The use of psychoactive plants and fungi allowed for entry into the spirit world. Stephen Buhner in his book Sacred Plant Medicine offers that it is within the human subconscious where mind-altering substances provide a gateway to the spirit world, the realm of the sacred. The subconscious informs the conscious that our experiences within the spirit world are indeed real. It has been the shaman, the healer, the priestess, the mystic, or the religious leader that helps the travelers understand their journeys and experiences within the spirit world.

Today’s modern societies and state authorities have eliminated or made illegal the use of most psychoactive plants except for prescribed medicinal use or in rare cases for religious use (such as peyote by the Native American Church). Although psychoactive plants are still utilized today, in many cases, their sacred, ritualistic use has been transformed to profane recreational use or substance abuse. Regardless, many psychoactive plants have continued to maintain a place in modern secular and religious societies around the world. Unfortunately, the knowledge of their historical uses and meanings have been lost to the ages for the vast majority of people in today’s modern urban societies.

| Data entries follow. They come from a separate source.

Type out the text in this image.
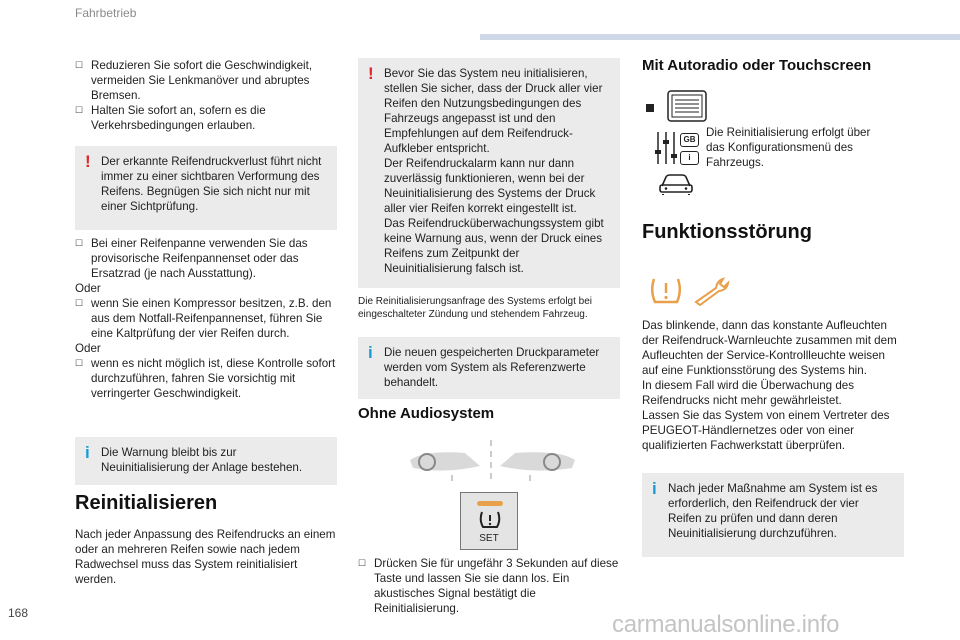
Fahrbetrieb

☐ Reduzieren Sie sofort die Geschwindigkeit, vermeiden Sie Lenkmanöver und abruptes Bremsen.

☐ Halten Sie sofort an, sofern es die Verkehrsbedingungen erlauben.

! Der erkannte Reifendruckverlust führt nicht immer zu einer sichtbaren Verformung des Reifens. Begnügen Sie sich nicht nur mit einer Sichtprüfung.

☐ Bei einer Reifenpanne verwenden Sie das provisorische Reifenpannenset oder das Ersatzrad (je nach Ausstattung).

Oder

☐ wenn Sie einen Kompressor besitzen, z.B. den aus dem Notfall-Reifenpannenset, führen Sie eine Kaltprüfung der vier Reifen durch.

Oder

☐ wenn es nicht möglich ist, diese Kontrolle sofort durchzuführen, fahren Sie vorsichtig mit verringerter Geschwindigkeit.

i Die Warnung bleibt bis zur Neuinitialisierung der Anlage bestehen.

Reinitialisieren

Nach jeder Anpassung des Reifendrucks an einem oder an mehreren Reifen sowie nach jedem Radwechsel muss das System reinitialisiert werden.

! Bevor Sie das System neu initialisieren, stellen Sie sicher, dass der Druck aller vier Reifen den Nutzungsbedingungen des Fahrzeugs angepasst ist und den Empfehlungen auf dem Reifendruck-Aufkleber entspricht.
Der Reifendruckalarm kann nur dann zuverlässig funktionieren, wenn bei der Neuinitialisierung des Systems der Druck aller vier Reifen korrekt eingestellt ist.
Das Reifendrucküberwachungssystem gibt keine Warnung aus, wenn der Druck eines Reifens zum Zeitpunkt der Neuinitialisierung falsch ist.

Die Reinitialisierungsanfrage des Systems erfolgt bei eingeschalteter Zündung und stehendem Fahrzeug.
i Die neuen gespeicherten Druckparameter werden vom System als Referenzwerte behandelt.

Ohne Audiosystem
SET

☐ Drücken Sie für ungefähr 3 Sekunden auf diese Taste und lassen Sie sie dann los. Ein akustisches Signal bestätigt die Reinitialisierung.

Mit Autoradio oder Touchscreen
GB
i

Die Reinitialisierung erfolgt über das Konfigurationsmenü des Fahrzeugs.

Funktionsstörung

Das blinkende, dann das konstante Aufleuchten der Reifendruck-Warnleuchte zusammen mit dem Aufleuchten der Service-Kontrollleuchte weisen auf eine Funktionsstörung des Systems hin.
In diesem Fall wird die Überwachung des Reifendrucks nicht mehr gewährleistet.
Lassen Sie das System von einem Vertreter des PEUGEOT-Händlernetzes oder von einer qualifizierten Fachwerkstatt überprüfen.

i Nach jeder Maßnahme am System ist es erforderlich, den Reifendruck der vier Reifen zu prüfen und dann deren Neuinitialisierung durchzuführen.

168	carmanualsonline.info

"Our capacity to recognize and seek out the sacred is one of the basic drives that make up the fabric of a human being… One must enter the realm of the sacred and experience its transcendent nature to fully understand it… It is this reality, that when experienced, is felt to be the REAL, a deeper and more meaningful reality than that we experience in our normal day-to-day lives."

~Stephen Harrod Buhner

Female shaman with drum from Altai region of Siberia. Female shaman with drum from Altai region of Siberia. The drum, often assisted by psychoactive fly agaric mushrooms, summoned the shaman’s spiritual helpers, sheltered the souls of a sick person, and defended the shaman against malevolent spirits.

Tungus shaman of Russia. Tungus shaman of Russia. The drum is the exclusive property and source of individual power for a shaman. Without it, he cannot perform his duties nor contact the spirit world. Photo: American Museum of Natural History.

Amazonian shaman. Amazonian shamans have knowledge of and access to many powerful psychoactive plants. Photo: American Academy of Achievement.